The wisdom I found in "Bloodline" crops up near its end. With ten minutes left in its nearly two hour run, we come to an interview with the Right Rev. John Shelby Spong, DD, retired Bishop of the Episcopal Diocese of Newark. The documentary introduces him as controversial, and, though I must state that even as a relatively newly minted Episcopalian, I know nothing about him - I can believe he's controversial. Like many in this Church I was drawn to for its compassion, Spong sees change, and perhaps even the abandonment of certain traditions, as growth. I want to quote him at a little length here:
I think that traditional Christianity, that institutional form of Christianity, is probably dying. And I'm not sure that letting it die wouldn't be a good thing to happen, because I think When you look at the manifestations of traditional Christianity, they're not very life-giving. We blessed slavery with the Christian scriptures. We blessed anti-Semitism with the Christian scriptures. We stood by and watched Hitler destroy six million Jews, and then we were negative about women, and then we were negative about gay people, and we've been negative about left-handed people and we've been negative about mentally ill people and we've been negative about divorced people. The Church has victimized a great number of people in this world; now how does that square with the portrait of Jesus drawn by the Fouth Gospel, that says the purpose of Jesus is that we might have life and that we might have it more abundantly? Is the way we treat gay people giving them life? Is the way we have treated women giving them life? ... and so the traditional way in which we have told the Jesus story I think is inaccurate, and I think it will die. But I don't think the Jesus story will die, and I don't think the power of a G-d presence in human life will die.
As a rule, I write this blog to the standard that anything here could be read by my coworkers, my boss, my government, my nieces - my mother. This post is not one she'd have a happy time reading. It's also possible that, apart from being described as "controversial" by a conspiracy documentarian to whom he agreed to give an interview, the Bishop holds views or has done things I might find anathema. For some reason, I prefer not to start worrying about that with facile research; because in many ways what he says resonates with me.
At bottom, the very concept of divinity is beyond the ability of the magnificent, and yet wee and paltry human brain to actually comprehend. Those of us who believe in it choose mythologies to cope with it, to guide us, to grapple with *everything* we encounter which is beyond our wee and paltry brains (spirits and hearts). Some believe those mythologies very deeply indeed. Some believe an "essence" of these roadmaps to faith. Me, I give up on the particulars, rejoice in the spiritual leader I have been fortunate to find, and bless what wisdom can be gleaned, without (as above) trying to peer too closely at its provenance. Staring into the sun is bad for the eyes, and doesn't look interesting enough to justify doing it. Take the light, live in it, hope it shines on a good path, and try to stay on *some* track, for the most part.
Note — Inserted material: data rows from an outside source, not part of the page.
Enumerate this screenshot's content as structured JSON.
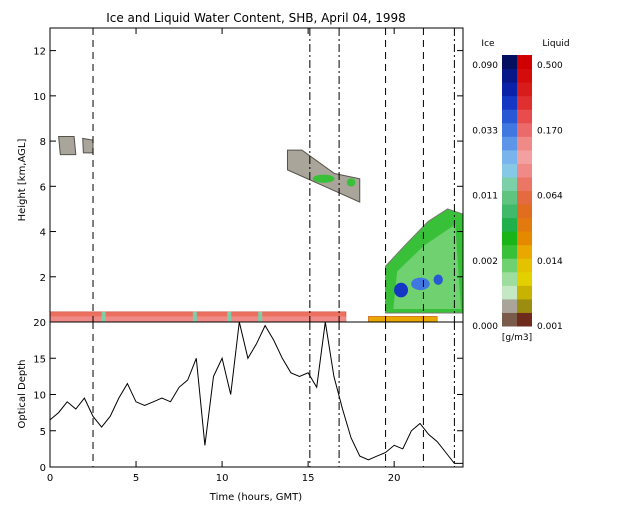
{
  "chart_data": [
    {
      "type": "heatmap",
      "title": "Ice and Liquid Water Content, SHB, April 04, 1998",
      "xlabel": "",
      "ylabel": "Height [km,AGL]",
      "xlim": [
        0,
        24
      ],
      "ylim": [
        0,
        13
      ],
      "yticks": [
        2,
        4,
        6,
        8,
        10,
        12
      ],
      "ytick_labels": [
        "2",
        "4",
        "6",
        "8",
        "10",
        "12"
      ],
      "vertical_lines": [
        {
          "x": 2.5,
          "style": "dashed"
        },
        {
          "x": 15.1,
          "style": "dash-dot"
        },
        {
          "x": 16.8,
          "style": "dash-dot"
        },
        {
          "x": 19.5,
          "style": "dashed"
        },
        {
          "x": 21.7,
          "style": "dashed"
        },
        {
          "x": 23.5,
          "style": "dash-dot"
        }
      ],
      "features": [
        {
          "kind": "liquid-layer",
          "x_range": [
            0,
            17.2
          ],
          "height_range": [
            0.0,
            0.45
          ]
        },
        {
          "kind": "liquid-layer",
          "x_range": [
            18.5,
            22.5
          ],
          "height_range": [
            0.0,
            0.25
          ]
        },
        {
          "kind": "ice-cloud",
          "x_range": [
            0.5,
            2.5
          ],
          "height_range": [
            7.4,
            8.2
          ]
        },
        {
          "kind": "ice-cloud",
          "x_range": [
            13.8,
            18.0
          ],
          "height_range": [
            5.3,
            7.6
          ]
        },
        {
          "kind": "ice-cloud",
          "x_range": [
            19.5,
            24.0
          ],
          "height_range": [
            0.4,
            5.0
          ]
        }
      ],
      "colorbar": {
        "ice_label": "Ice",
        "liquid_label": "Liquid",
        "unit": "[g/m3]",
        "ice_ticks": [
          "0.090",
          "0.033",
          "0.011",
          "0.002",
          "0.000"
        ],
        "liquid_ticks": [
          "0.500",
          "0.170",
          "0.064",
          "0.014",
          "0.001"
        ],
        "ice_colors": [
          "#7a5a48",
          "#aaa59a",
          "#c3e8c3",
          "#9ddd9d",
          "#6fd16f",
          "#39c039",
          "#18b418",
          "#1faf4b",
          "#41b96a",
          "#5fc47f",
          "#7ccfa8",
          "#86c8e6",
          "#79b5ec",
          "#5d95e8",
          "#4177e0",
          "#2858d4",
          "#1538c4",
          "#0b22a8",
          "#081788",
          "#050f60"
        ],
        "liquid_colors": [
          "#6e2a1a",
          "#9c8c10",
          "#c8b400",
          "#e3d000",
          "#e4c200",
          "#e8a800",
          "#e58a00",
          "#e37a10",
          "#e06e1e",
          "#e46a40",
          "#ec7666",
          "#f08a86",
          "#f2a0a0",
          "#ef8a86",
          "#ec6a6a",
          "#e84c4c",
          "#e02f2f",
          "#d81c1c",
          "#d40c0c",
          "#d00000"
        ]
      }
    },
    {
      "type": "line",
      "xlabel": "Time (hours, GMT)",
      "ylabel": "Optical Depth",
      "xlim": [
        0,
        24
      ],
      "ylim": [
        0,
        20
      ],
      "xticks": [
        0,
        5,
        10,
        15,
        20
      ],
      "xtick_labels": [
        "0",
        "5",
        "10",
        "15",
        "20"
      ],
      "yticks": [
        0,
        5,
        10,
        15,
        20
      ],
      "ytick_labels": [
        "0",
        "5",
        "10",
        "15",
        "20"
      ],
      "x": [
        0.0,
        0.5,
        1.0,
        1.5,
        2.0,
        2.5,
        3.0,
        3.5,
        4.0,
        4.5,
        5.0,
        5.5,
        6.0,
        6.5,
        7.0,
        7.5,
        8.0,
        8.5,
        9.0,
        9.5,
        10.0,
        10.5,
        11.0,
        11.5,
        12.0,
        12.5,
        13.0,
        13.5,
        14.0,
        14.5,
        15.0,
        15.5,
        16.0,
        16.5,
        17.0,
        17.5,
        18.0,
        18.5,
        19.0,
        19.5,
        20.0,
        20.5,
        21.0,
        21.5,
        22.0,
        22.5,
        23.0,
        23.5,
        24.0
      ],
      "series": [
        {
          "values": [
            6.5,
            7.5,
            9.0,
            8.0,
            9.5,
            7.0,
            5.5,
            7.0,
            9.5,
            11.5,
            9.0,
            8.5,
            9.0,
            9.5,
            9.0,
            11.0,
            12.0,
            15.0,
            3.0,
            12.5,
            15.0,
            10.0,
            20.0,
            15.0,
            17.0,
            19.5,
            17.5,
            15.0,
            13.0,
            12.5,
            13.0,
            11.0,
            20.0,
            12.5,
            8.0,
            4.0,
            1.5,
            1.0,
            1.5,
            2.0,
            3.0,
            2.5,
            5.0,
            6.0,
            4.5,
            3.5,
            2.0,
            0.5,
            0.5
          ]
        }
      ],
      "vertical_lines": [
        {
          "x": 2.5,
          "style": "dashed"
        },
        {
          "x": 15.1,
          "style": "dash-dot"
        },
        {
          "x": 16.8,
          "style": "dash-dot"
        },
        {
          "x": 19.5,
          "style": "dashed"
        },
        {
          "x": 21.7,
          "style": "dashed"
        },
        {
          "x": 23.5,
          "style": "dash-dot"
        }
      ]
    }
  ]
}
Or explore, be brave, bless the light and still proceed at night as well. If that means concerning yourself with conspiracies, go with G-d as they say and try not to hurt anyone including yourself.
It's an interesting watch, in some ways. But could have been edited down significantly and still have said everything it does. Watch it, or don't. This is just the story of what I accidentally seem to have gotten from stumbling on this in my own path.
Edited 07/29/13 to add this - turns out the hoax is admitted. Hardly a pearl-clutching revelation, but does make taunting the fakers less fun.